Far from proscribing to Randian individualism or modern Austerity politics, Mark Blyth’s recent book,Austerity: the History of a Dangerous Idea is a lucid dismissal of the idea governing many of the world’s largest economies. A book as clever as it is accessible, it deftly takes its reader through the history of austerity politics via Locke, Hume, Smith, the collapse of the US housing market and the sovereign debt crisis in Europe. It paints a bleak picture, where a crisis started in the private sector has been transmuted to the public sector, and a fundamental misunderstanding of causation has led to poor public policy decision-making. Blyth argues, with wonderful dexterity, that austerity and its proponents are disingenuous, misguided and, ultimately, dangerous.

However, this blog seeks not to judge the merits of Blyth’s book, but rather to investigate the messages it carries for Britain’s political class. And, it seems to me, regardless of whether you subscribe to Hayekian or Keynesian economic theory, this book tells an important story.

Firstly, it highlights the cyclical nature of trends in economic and political theory. Much like the peaks and troughs in economies, austerity and state interventionism come in and out of fashion. There was widespread flirtation in 2009 between European leaders and Keynesianism.

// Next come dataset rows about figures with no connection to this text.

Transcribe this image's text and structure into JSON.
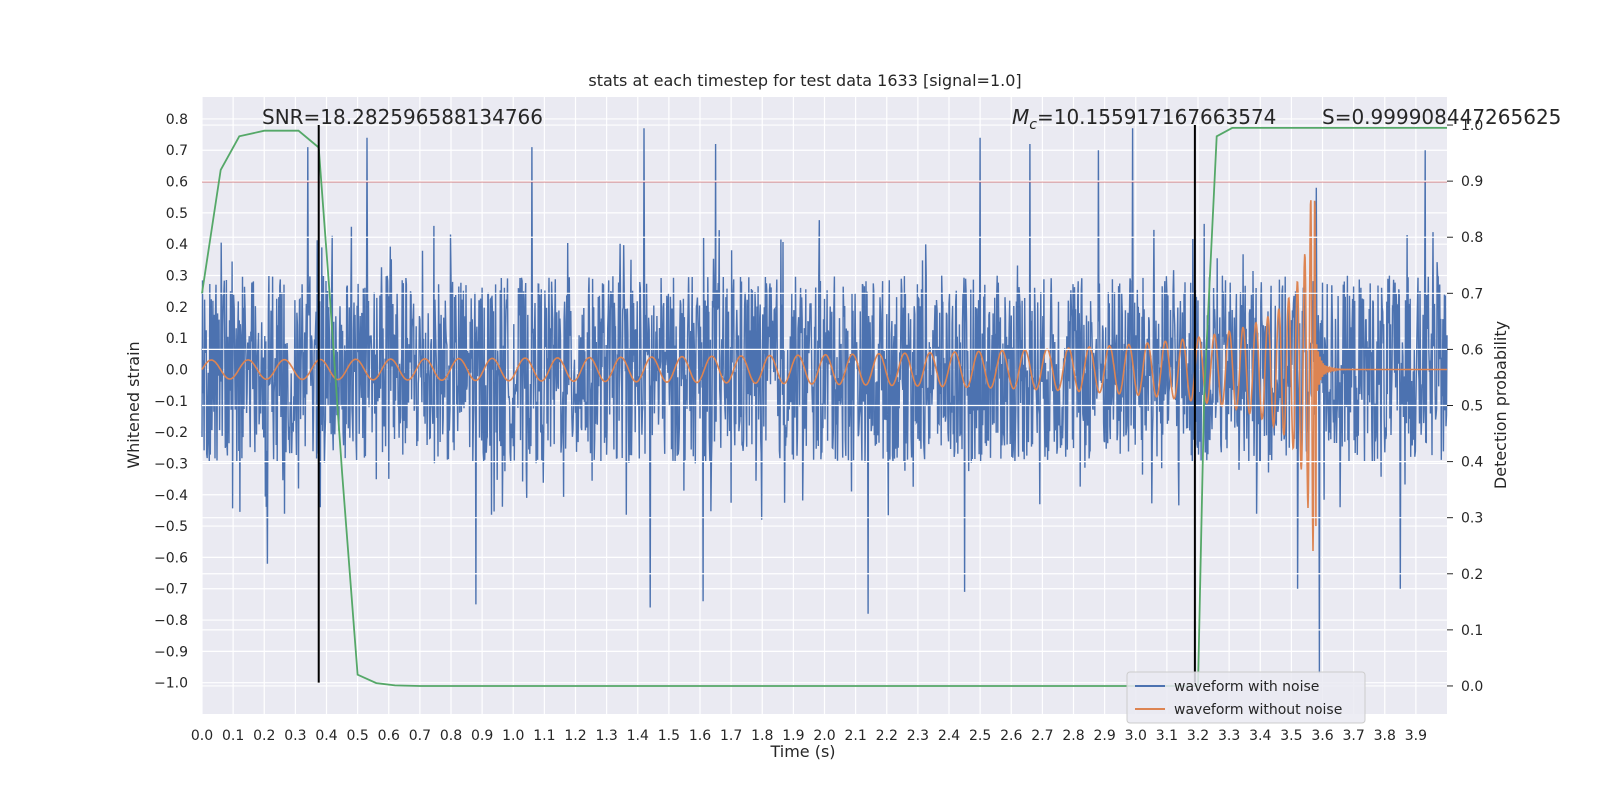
{
  "chart_data": {
    "type": "line",
    "title": "stats at each timestep for test data 1633 [signal=1.0]",
    "xlabel": "Time (s)",
    "ylabel": "Whitened strain",
    "ylabel_right": "Detection probability",
    "xlim": [
      0.0,
      4.0
    ],
    "ylim": [
      -1.1,
      0.87
    ],
    "ylim_right": [
      -0.05,
      1.05
    ],
    "x_ticks": [
      "0.0",
      "0.1",
      "0.2",
      "0.3",
      "0.4",
      "0.5",
      "0.6",
      "0.7",
      "0.8",
      "0.9",
      "1.0",
      "1.1",
      "1.2",
      "1.3",
      "1.4",
      "1.5",
      "1.6",
      "1.7",
      "1.8",
      "1.9",
      "2.0",
      "2.1",
      "2.2",
      "2.3",
      "2.4",
      "2.5",
      "2.6",
      "2.7",
      "2.8",
      "2.9",
      "3.0",
      "3.1",
      "3.2",
      "3.3",
      "3.4",
      "3.5",
      "3.6",
      "3.7",
      "3.8",
      "3.9"
    ],
    "y_ticks": [
      "0.8",
      "0.7",
      "0.6",
      "0.5",
      "0.4",
      "0.3",
      "0.2",
      "0.1",
      "0.0",
      "−0.1",
      "−0.2",
      "−0.3",
      "−0.4",
      "−0.5",
      "−0.6",
      "−0.7",
      "−0.8",
      "−0.9",
      "−1.0"
    ],
    "y_ticks_right": [
      "1.0",
      "0.9",
      "0.8",
      "0.7",
      "0.6",
      "0.5",
      "0.4",
      "0.3",
      "0.2",
      "0.1",
      "0.0"
    ],
    "annotations": {
      "snr": "SNR=18.282596588134766",
      "mc_symbol": "M",
      "mc_sub": "c",
      "mc_value": "=10.155917167663574",
      "s": "S=0.999908447265625"
    },
    "threshold_line": {
      "y": 0.6,
      "color": "#c44e52"
    },
    "vertical_lines": [
      0.375,
      3.19
    ],
    "series": [
      {
        "name": "waveform with noise",
        "color": "#4c72b0",
        "kind": "noise",
        "envelope": 0.3,
        "peaks": [
          [
            0.34,
            0.71
          ],
          [
            0.53,
            0.74
          ],
          [
            1.06,
            0.71
          ],
          [
            1.42,
            0.77
          ],
          [
            1.65,
            0.72
          ],
          [
            2.5,
            0.74
          ],
          [
            2.66,
            0.72
          ],
          [
            2.88,
            0.7
          ],
          [
            2.99,
            0.77
          ],
          [
            3.58,
            0.58
          ],
          [
            3.93,
            0.7
          ],
          [
            0.88,
            -0.75
          ],
          [
            1.44,
            -0.76
          ],
          [
            1.61,
            -0.74
          ],
          [
            2.14,
            -0.78
          ],
          [
            2.45,
            -0.71
          ],
          [
            3.59,
            -0.97
          ],
          [
            3.52,
            -0.7
          ],
          [
            3.85,
            -0.7
          ],
          [
            0.21,
            -0.62
          ]
        ]
      },
      {
        "name": "waveform without noise",
        "color": "#dd8452",
        "kind": "chirp",
        "merger_time": 3.58,
        "amplitude_start": 0.03,
        "amplitude_peak": 0.58
      },
      {
        "name": "Detection probability",
        "color": "#55a868",
        "axis": "right",
        "t": [
          0.0,
          0.06,
          0.12,
          0.2,
          0.26,
          0.31,
          0.375,
          0.41,
          0.45,
          0.5,
          0.56,
          0.62,
          0.7,
          0.8,
          1.0,
          2.0,
          3.0,
          3.16,
          3.2,
          3.22,
          3.26,
          3.31,
          3.4,
          3.6,
          3.8,
          4.0
        ],
        "p": [
          0.7,
          0.92,
          0.98,
          0.99,
          0.99,
          0.99,
          0.96,
          0.7,
          0.38,
          0.02,
          0.005,
          0.001,
          0.0,
          0.0,
          0.0,
          0.0,
          0.0,
          0.0,
          0.0,
          0.52,
          0.98,
          0.995,
          0.995,
          0.995,
          0.995,
          0.995
        ]
      }
    ],
    "legend": {
      "position": "lower-right",
      "entries": [
        {
          "label": "waveform with noise",
          "color": "#4c72b0"
        },
        {
          "label": "waveform without noise",
          "color": "#dd8452"
        }
      ]
    }
  }
}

In 2010, German-led austerity politics came to dominate, and continues to do so. This carries a warning for both Chancellor George Osborne and his foe across the dispatch box, Ed Balls. Inflexibility can pit you against the prevailing winds. Placing dogmatism (or Randian integrity) over pragmatism can cause political harm.

Secondly, the book highlights, as all accounts of the current economic crisis do, the complexity and maturity of interdependencies within the world’s economies. It’s striking for the layman to see, in such vivid colours, how something as niche as US mortgage-backed securities and collateralised debt obligations in the repurchase market can ultimately impact Greek sovereign debt. British policymakers are already broadly aware of these interdependencies, and how vital they are to ensuring the sustainability of the financial services sector.

Finally, Blyth’s book makes clear the risks inherent in a ‘one-size fits all’ approach to restructuring European economies. Thrusting German liberalism onto all European states could be as self-defeating as it is harmful. Germany’s success is, for Blyth, unique to Germany. It is a result of the time in which German economic reconstruction took place, and Germany’s favourable monetary conditions in post-war Europe. It would therefore be dangerous to assume replicating Germany in Ireland or Spain will equate to economic recovery. Indeed it misses the point that one man’s debt is another man’s income, and collective austerity could stifle the investment it intends to create. For Britain, fostering nuance in European policymaking could encourage growth, ultimately contributing to economic recovery on both the national and international level.

Whether austerity politics will pay off for the Conservative Party and George Osborne remains to be seen. However, whoever prevails, Keynes or Hayek, Blyth or Rand, British politicians would do well to listen to both sides of the argument.